Further, the Respondent offers similar services as Complainant and operates under a name confusingly similar to Complainant’s mark. This does not constitute a bona fide offering of services by the Respondent, as they are both engaged in offering similar services. See America Online, Inc. v. Xianfeng Fu, D2000-1374 (WIPO Dec. 11, 2000) (finding that “[I]t would be unconscionable to find a bona fide offering of services in a respondent’s operation of web-site using a domain name which is confusingly similar to the complainant’s mark and for the same business); see also General Media Communications, Inc. v. Vine Ent., FA 96554 (Nat. Arb. Forum Mar. 26, 2001) (finding no rights or legitimate interests were acquired by Respondent where Respondent registered and used a domain name that was a misspelling of Complainant’s PENTHOUSE mark and connected the domain name to a web site offering similar goods and services as Complainant).
Registration
and Use in Bad Faith
From the evidence presented, it appears that Respondent has “attempted to attract, for commercial gain, Internet users to [its] website or other on-line location, by creating a likelihood of confusion with the complainant’s mark as to the source, sponsorship, affiliation, or endorsement of [its] website or location or a product or service of [the] website or location.” Policy ¶ 4(b)(iv).
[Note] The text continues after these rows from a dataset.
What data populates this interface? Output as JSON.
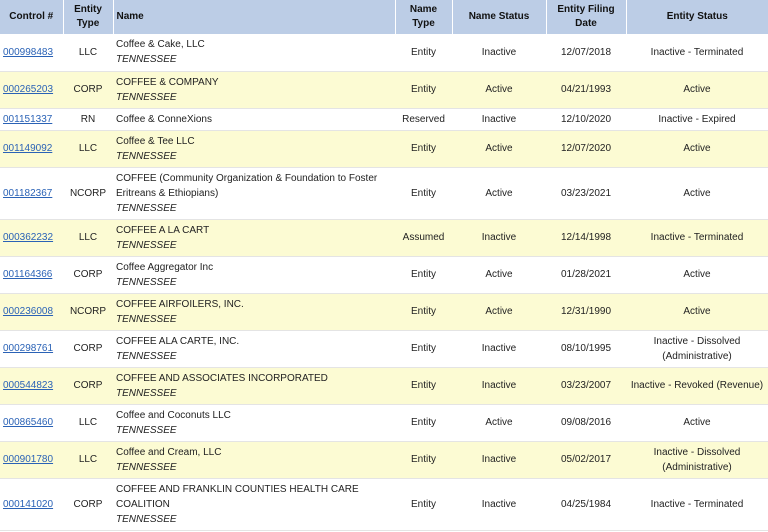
{
  "headers": {
    "control": "Control #",
    "entity_type": "Entity Type",
    "name": "Name",
    "name_type": "Name Type",
    "name_status": "Name Status",
    "filing_date": "Entity Filing Date",
    "entity_status": "Entity Status"
  },
  "rows": [
    {
      "control": "000998483",
      "etype": "LLC",
      "name": "Coffee & Cake, LLC",
      "state": "TENNESSEE",
      "ntype": "Entity",
      "nstatus": "Inactive",
      "date": "12/07/2018",
      "estatus": "Inactive - Terminated"
    },
    {
      "control": "000265203",
      "etype": "CORP",
      "name": "COFFEE & COMPANY",
      "state": "TENNESSEE",
      "ntype": "Entity",
      "nstatus": "Active",
      "date": "04/21/1993",
      "estatus": "Active"
    },
    {
      "control": "001151337",
      "etype": "RN",
      "name": "Coffee & ConneXions",
      "state": "",
      "ntype": "Reserved",
      "nstatus": "Inactive",
      "date": "12/10/2020",
      "estatus": "Inactive - Expired"
    },
    {
      "control": "001149092",
      "etype": "LLC",
      "name": "Coffee & Tee LLC",
      "state": "TENNESSEE",
      "ntype": "Entity",
      "nstatus": "Active",
      "date": "12/07/2020",
      "estatus": "Active"
    },
    {
      "control": "001182367",
      "etype": "NCORP",
      "name": "COFFEE (Community Organization & Foundation to Foster Eritreans & Ethiopians)",
      "state": "TENNESSEE",
      "ntype": "Entity",
      "nstatus": "Active",
      "date": "03/23/2021",
      "estatus": "Active"
    },
    {
      "control": "000362232",
      "etype": "LLC",
      "name": "COFFEE A LA CART",
      "state": "TENNESSEE",
      "ntype": "Assumed",
      "nstatus": "Inactive",
      "date": "12/14/1998",
      "estatus": "Inactive - Terminated"
    },
    {
      "control": "001164366",
      "etype": "CORP",
      "name": "Coffee Aggregator Inc",
      "state": "TENNESSEE",
      "ntype": "Entity",
      "nstatus": "Active",
      "date": "01/28/2021",
      "estatus": "Active"
    },
    {
      "control": "000236008",
      "etype": "NCORP",
      "name": "COFFEE AIRFOILERS, INC.",
      "state": "TENNESSEE",
      "ntype": "Entity",
      "nstatus": "Active",
      "date": "12/31/1990",
      "estatus": "Active"
    },
    {
      "control": "000298761",
      "etype": "CORP",
      "name": "COFFEE ALA CARTE, INC.",
      "state": "TENNESSEE",
      "ntype": "Entity",
      "nstatus": "Inactive",
      "date": "08/10/1995",
      "estatus": "Inactive - Dissolved (Administrative)"
    },
    {
      "control": "000544823",
      "etype": "CORP",
      "name": "COFFEE AND ASSOCIATES INCORPORATED",
      "state": "TENNESSEE",
      "ntype": "Entity",
      "nstatus": "Inactive",
      "date": "03/23/2007",
      "estatus": "Inactive - Revoked (Revenue)"
    },
    {
      "control": "000865460",
      "etype": "LLC",
      "name": "Coffee and Coconuts LLC",
      "state": "TENNESSEE",
      "ntype": "Entity",
      "nstatus": "Active",
      "date": "09/08/2016",
      "estatus": "Active"
    },
    {
      "control": "000901780",
      "etype": "LLC",
      "name": "Coffee and Cream, LLC",
      "state": "TENNESSEE",
      "ntype": "Entity",
      "nstatus": "Inactive",
      "date": "05/02/2017",
      "estatus": "Inactive - Dissolved (Administrative)"
    },
    {
      "control": "000141020",
      "etype": "CORP",
      "name": "COFFEE AND FRANKLIN COUNTIES HEALTH CARE COALITION",
      "state": "TENNESSEE",
      "ntype": "Entity",
      "nstatus": "Inactive",
      "date": "04/25/1984",
      "estatus": "Inactive - Terminated"
    }
  ],
  "colors": {
    "header_bg": "#bccde6",
    "alt_row_bg": "#fcfbd3",
    "link": "#2a62b6"
  }
}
See Southern Exposure v. Southern Exposure, Inc., FA 94864 (Nat. Arb. Forum July 18, 2000) (finding Respondent acted in bad faith by attracting Internet users to website that competes with Complainant’s business).
In
addition, as the Respondent and Complainant are engaged in the same industry,
the Respondent should have been aware of the Complainant’s
famous mark. Its registration of the domain names at
issue clearly constitutes bad faith. See
Deutsche Bank AG v. Diego-Arturo Bruckner, D2000-0277 (WIPO May 30,
2000) (holding that the Respondent
should have known of the Complainant’s marks at the time of registration given
the widespread use and
fame of the Complainant’s “Deutsche Bank” mark).
DECISION
As all three elements required by the ICANN Policy Rule 4(a) have been satisfied, it is the decision of this Panel that the requested relief be granted. Accordingly, for all of the foregoing reasons, it is ordered that the domain names "cornferry.com", "kornperry.com" and "cornperry.com" be transferred from the Respondent to the Complainant.